6. The software defect confirmation method based on code semantic feature extraction according to claim 5, characterized in that, Step S410 includes: Step S411: Divide the specified real-time repair scheme and the specified historical repair scheme according to the set ratio; Step S412: Combine the segmented real-time repair scheme and the historical repair scheme to obtain the fused repair scheme; Step S413: Obtain adjustment instructions to adjust the set ratio.

7. The software defect confirmation method based on code semantic feature extraction according to claim 1, characterized in that, Step S800 includes: Step S801: Call the manager agent to periodically review the historical defect cases accumulated in the long-term memory; Step S802: If the manager Agent identifies a historical defect case that occurs within a preset frequency range, mark it as a high-frequency defect case.

8. The software defect confirmation method based on code semantic feature extraction according to claim 7, characterized in that, Step S800 further includes: Step S803: Call the manager agent in the background to analyze the high-frequency defect cases based on the preset repair database to obtain a reference repair solution; Step S804: Update the corresponding historical repair scheme based on the reference repair scheme.

9. The software defect confirmation method based on code semantic feature extraction according to claim 7, characterized in that, Step S800 further includes: Step S805: Call the manager agent to send the high-frequency defect cases to the expert experience database and obtain reference repair solutions; Step S806: Update the corresponding historical repair scheme based on the reference repair scheme.

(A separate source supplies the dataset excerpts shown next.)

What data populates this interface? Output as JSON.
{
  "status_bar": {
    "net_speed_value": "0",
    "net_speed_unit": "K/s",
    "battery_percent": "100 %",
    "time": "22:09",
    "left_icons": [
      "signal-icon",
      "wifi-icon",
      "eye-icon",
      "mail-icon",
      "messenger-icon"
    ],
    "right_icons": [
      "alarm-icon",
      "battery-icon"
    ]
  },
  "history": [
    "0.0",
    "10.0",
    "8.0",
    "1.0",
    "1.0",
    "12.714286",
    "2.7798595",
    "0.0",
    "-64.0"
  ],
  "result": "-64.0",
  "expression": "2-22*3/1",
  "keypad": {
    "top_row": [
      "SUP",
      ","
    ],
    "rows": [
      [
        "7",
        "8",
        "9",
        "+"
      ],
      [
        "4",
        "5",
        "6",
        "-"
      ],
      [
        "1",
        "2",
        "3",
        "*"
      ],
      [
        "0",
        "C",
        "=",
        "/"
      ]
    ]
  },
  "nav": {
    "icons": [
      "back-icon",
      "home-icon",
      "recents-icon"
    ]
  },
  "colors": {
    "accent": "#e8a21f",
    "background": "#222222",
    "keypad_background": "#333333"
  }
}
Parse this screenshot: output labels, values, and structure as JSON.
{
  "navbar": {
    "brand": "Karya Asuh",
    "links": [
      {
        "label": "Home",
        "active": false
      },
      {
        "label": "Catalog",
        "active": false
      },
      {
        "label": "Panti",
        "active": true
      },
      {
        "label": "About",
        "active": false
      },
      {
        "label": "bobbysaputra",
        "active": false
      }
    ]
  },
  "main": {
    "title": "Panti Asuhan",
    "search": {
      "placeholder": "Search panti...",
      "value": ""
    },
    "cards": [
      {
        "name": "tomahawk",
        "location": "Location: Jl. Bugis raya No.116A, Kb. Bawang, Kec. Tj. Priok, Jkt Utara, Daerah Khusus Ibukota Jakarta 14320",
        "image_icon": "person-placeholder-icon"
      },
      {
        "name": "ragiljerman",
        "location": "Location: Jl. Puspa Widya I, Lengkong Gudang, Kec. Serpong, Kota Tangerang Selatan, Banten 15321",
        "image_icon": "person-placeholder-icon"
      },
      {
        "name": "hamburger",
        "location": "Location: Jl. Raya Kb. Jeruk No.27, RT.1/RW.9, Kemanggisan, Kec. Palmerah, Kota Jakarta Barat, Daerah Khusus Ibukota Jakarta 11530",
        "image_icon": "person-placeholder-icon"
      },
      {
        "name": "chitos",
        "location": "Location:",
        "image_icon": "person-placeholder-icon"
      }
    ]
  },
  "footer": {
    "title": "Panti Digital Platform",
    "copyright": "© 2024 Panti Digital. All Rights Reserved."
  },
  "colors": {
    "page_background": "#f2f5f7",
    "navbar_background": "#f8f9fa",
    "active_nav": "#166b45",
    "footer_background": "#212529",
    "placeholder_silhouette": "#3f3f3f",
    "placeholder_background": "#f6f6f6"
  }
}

10. A software defect confirmation system based on code semantic feature extraction, characterized in that, include: The analysis module is configured to execute the following steps: Step S100: Deploy the analysis agent to receive and parse the input data, and obtain the high-dimensional semantic feature vector corresponding to the target code fragment based on the semantic defect analysis module; Step S200: Call the analysis agent to retrieve multiple historical defect cases that match the high-dimensional semantic feature vector from a preset long-term memory based on vector similarity; Step S300: Compare the target code fragment and the historical defect cases to generate a defect analysis report; The defect analysis report includes abnormal code lines, defect types, and confidence scores. The repair module is communicatively connected to the analysis module. The repair module is configured to execute the following steps: Step S400: Deploy the repair agent to read the context of the target code fragment from the defect analysis report, generate a real-time repair plan based on the defect type and context, and obtain multiple historical repair plans corresponding to multiple historical defect cases from the long-term memory; Step S500: Test the real-time repair plan and multiple historical repair plans sequentially; Step S600: If the test passes, output a stable repair patch according to the corresponding repair plan and import it into the long-term memory. The management update module is connected to the repair module. The management update module is configured to execute the following steps: Step S700: The deployment manager agent collects the defect analysis report and the stable repair patch to form a complete defect handling case, and stores the defect handling case as the historical defect case in the long-term memory; Step S800: The manager agent automatically reviews the historical defect cases in the long-term memory to obtain high-frequency defect cases, and configures the repair scheme of the high-frequency defect cases to update the corresponding historical repair scheme.